Women are drastically underrepresented in science, technology, engineering and math (STEM). For example, during the 2013-14 school year in Nova Scotia, only 22 per cent of architecture and engineering students were women. Similarly, only 27 per cent of students in mathematics, computer science and information sciences were women, according to the Maritime Provinces Higher Education Commission.
Lack of role models
Nur Zincir-Heywood, a computer science professor at Dalhousie, says that a reason women are so underrepresented is that there aren’t many women role models in STEM fields.
“This is where the misunderstanding starts because if there’s no role models, [women] don’t know exactly what to expect, what’s going to happen, or what it looks like,” says Zincir-Heywood.
“[Women] shouldn’t feel shy to go, talk, and ask. And we, the women in the STEM fields, should do our part and be accessible so both sides can find each other. We can take it from there.”
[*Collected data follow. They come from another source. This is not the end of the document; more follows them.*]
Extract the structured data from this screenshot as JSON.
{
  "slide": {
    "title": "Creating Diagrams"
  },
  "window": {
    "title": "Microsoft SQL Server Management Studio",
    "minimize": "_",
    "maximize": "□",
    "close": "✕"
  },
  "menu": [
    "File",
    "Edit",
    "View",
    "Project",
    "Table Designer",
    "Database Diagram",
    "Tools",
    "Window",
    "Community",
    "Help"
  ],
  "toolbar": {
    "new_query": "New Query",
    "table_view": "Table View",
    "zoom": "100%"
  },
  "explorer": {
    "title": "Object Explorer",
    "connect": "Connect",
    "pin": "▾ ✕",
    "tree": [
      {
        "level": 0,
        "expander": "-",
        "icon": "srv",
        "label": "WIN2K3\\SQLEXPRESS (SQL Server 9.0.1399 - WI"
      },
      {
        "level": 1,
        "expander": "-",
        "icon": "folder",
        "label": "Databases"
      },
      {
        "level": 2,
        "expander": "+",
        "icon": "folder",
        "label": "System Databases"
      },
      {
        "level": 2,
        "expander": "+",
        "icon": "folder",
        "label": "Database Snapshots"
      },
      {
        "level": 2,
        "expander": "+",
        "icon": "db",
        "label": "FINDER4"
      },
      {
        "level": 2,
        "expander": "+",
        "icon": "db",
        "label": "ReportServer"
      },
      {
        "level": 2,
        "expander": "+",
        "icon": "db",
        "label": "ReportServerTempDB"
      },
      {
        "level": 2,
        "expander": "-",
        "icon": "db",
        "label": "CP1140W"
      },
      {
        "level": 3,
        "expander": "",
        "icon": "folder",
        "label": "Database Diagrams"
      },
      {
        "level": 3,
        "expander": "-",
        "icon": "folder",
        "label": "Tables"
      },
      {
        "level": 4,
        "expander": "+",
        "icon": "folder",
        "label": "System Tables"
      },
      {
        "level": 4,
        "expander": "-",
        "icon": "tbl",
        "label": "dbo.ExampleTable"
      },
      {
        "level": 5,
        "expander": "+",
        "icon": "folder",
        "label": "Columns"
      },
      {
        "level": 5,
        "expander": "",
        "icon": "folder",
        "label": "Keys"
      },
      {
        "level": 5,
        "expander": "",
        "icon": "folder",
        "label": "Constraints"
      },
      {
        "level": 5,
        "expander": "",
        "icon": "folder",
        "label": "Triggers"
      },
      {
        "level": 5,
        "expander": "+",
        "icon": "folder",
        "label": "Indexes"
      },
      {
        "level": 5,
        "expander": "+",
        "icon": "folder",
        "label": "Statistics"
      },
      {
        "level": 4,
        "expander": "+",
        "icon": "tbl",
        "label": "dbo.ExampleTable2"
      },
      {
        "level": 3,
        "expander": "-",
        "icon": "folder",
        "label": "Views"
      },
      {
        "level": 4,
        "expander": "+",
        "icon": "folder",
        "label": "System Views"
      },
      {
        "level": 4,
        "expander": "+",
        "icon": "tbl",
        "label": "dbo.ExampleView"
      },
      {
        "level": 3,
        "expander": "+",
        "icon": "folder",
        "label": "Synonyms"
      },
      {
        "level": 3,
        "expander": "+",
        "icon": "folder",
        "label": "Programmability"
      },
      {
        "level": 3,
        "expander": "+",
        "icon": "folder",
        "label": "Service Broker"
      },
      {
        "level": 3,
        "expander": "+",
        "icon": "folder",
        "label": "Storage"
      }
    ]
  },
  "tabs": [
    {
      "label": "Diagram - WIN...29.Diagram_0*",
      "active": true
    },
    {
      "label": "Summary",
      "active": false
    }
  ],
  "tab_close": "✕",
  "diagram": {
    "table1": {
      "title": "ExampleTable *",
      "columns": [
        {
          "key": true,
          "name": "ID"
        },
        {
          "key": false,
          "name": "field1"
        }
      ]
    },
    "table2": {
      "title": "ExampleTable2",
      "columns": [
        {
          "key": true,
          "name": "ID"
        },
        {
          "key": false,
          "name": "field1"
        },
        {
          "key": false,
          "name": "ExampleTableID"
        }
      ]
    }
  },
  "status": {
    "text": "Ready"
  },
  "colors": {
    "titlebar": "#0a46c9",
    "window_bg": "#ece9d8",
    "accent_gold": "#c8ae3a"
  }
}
The importance of early development
Zincir-Heywood says that one of the biggest obstacles is that often women don’t view entering STEM as an option because there aren’t many corresponding subjects in junior high or high school.
Early engagement with STEM subjects is a huge factor in attracting women to these areas. A WISEatlantic survey from 2014 found that junior high students in STEM activities were 2.7 times more likely to consider a STEM career.
Susana Somerton is a Grade 7 student who came to the documentary screening event. She is interested in technology and has attended robotics camps.
“At the camps I’ve gone to, I’ve been maybe one of three girls out of a 20-person camp so I think it’s important that people send out the message that this is something girls can do too,” says Somerton.
Dalhousie students also spoke about how their early exposure to science and technology led them to pursue degrees in STEM.
Mimi Cahill, a forth-year informatics student, recalled going to workshops about technology when she was eight years old. These workshops sparked her interest in entering the technology field a decade later.
“I think that was partially because I had such a good experience when I was young and told, ‘You can do this. Try it.’ It was an inclusive environment and then I decided that I’m going to do this, I can do this,” says Cahill.
Cahill says that people need to know that they don’t need a solid background in computers and technology before they begin their degree. She bought her first laptop the first week of university classes.
“Don’t expect that you need any prior knowledge. You can start fresh, like me, and you’ll be fine. You don’t need to know anything before, just a little math,” Cahill says.
Women spoke of discouragement as another barrier in STEM.
Susan Grandy is a software engineer for an American company but is based in Nova Scotia. She graduated from Dalhousie’s computer science program in 2010. Since then, her work has brought her to Seattle and India.
“Something someone said to me, which made me discouraged and lose my confidence, was that girls didn’t think the same way and therefore I wouldn’t make it through. What I’ve come to realize is that we have something unique to offer. We may not think identically but that’s actually a good thing,” says Grandy.
To the future
Grandy encourages women entering STEM to be persistent.
“All I can say is keep going because there were times when I thought I couldn’t do it but there’s tutors and other things. The resources are there and I found the profs would help you whenever you needed help and just keep going,” Grandy says.
Brittany Kelly is the vice-president of Dalhousie’s Women in Technology Society (WiTS). She is in her last year of the computer science program at Dalhousie. She encourages women to look beyond the stereotypes of STEM.
“There’s a lot of opportunities to go and talk to people, go to conferences, and really get involved. There’s all sort of societies and a lot of the people in the different fields are very welcoming and everyone just wants to see everyone else succeed,” says Kelly.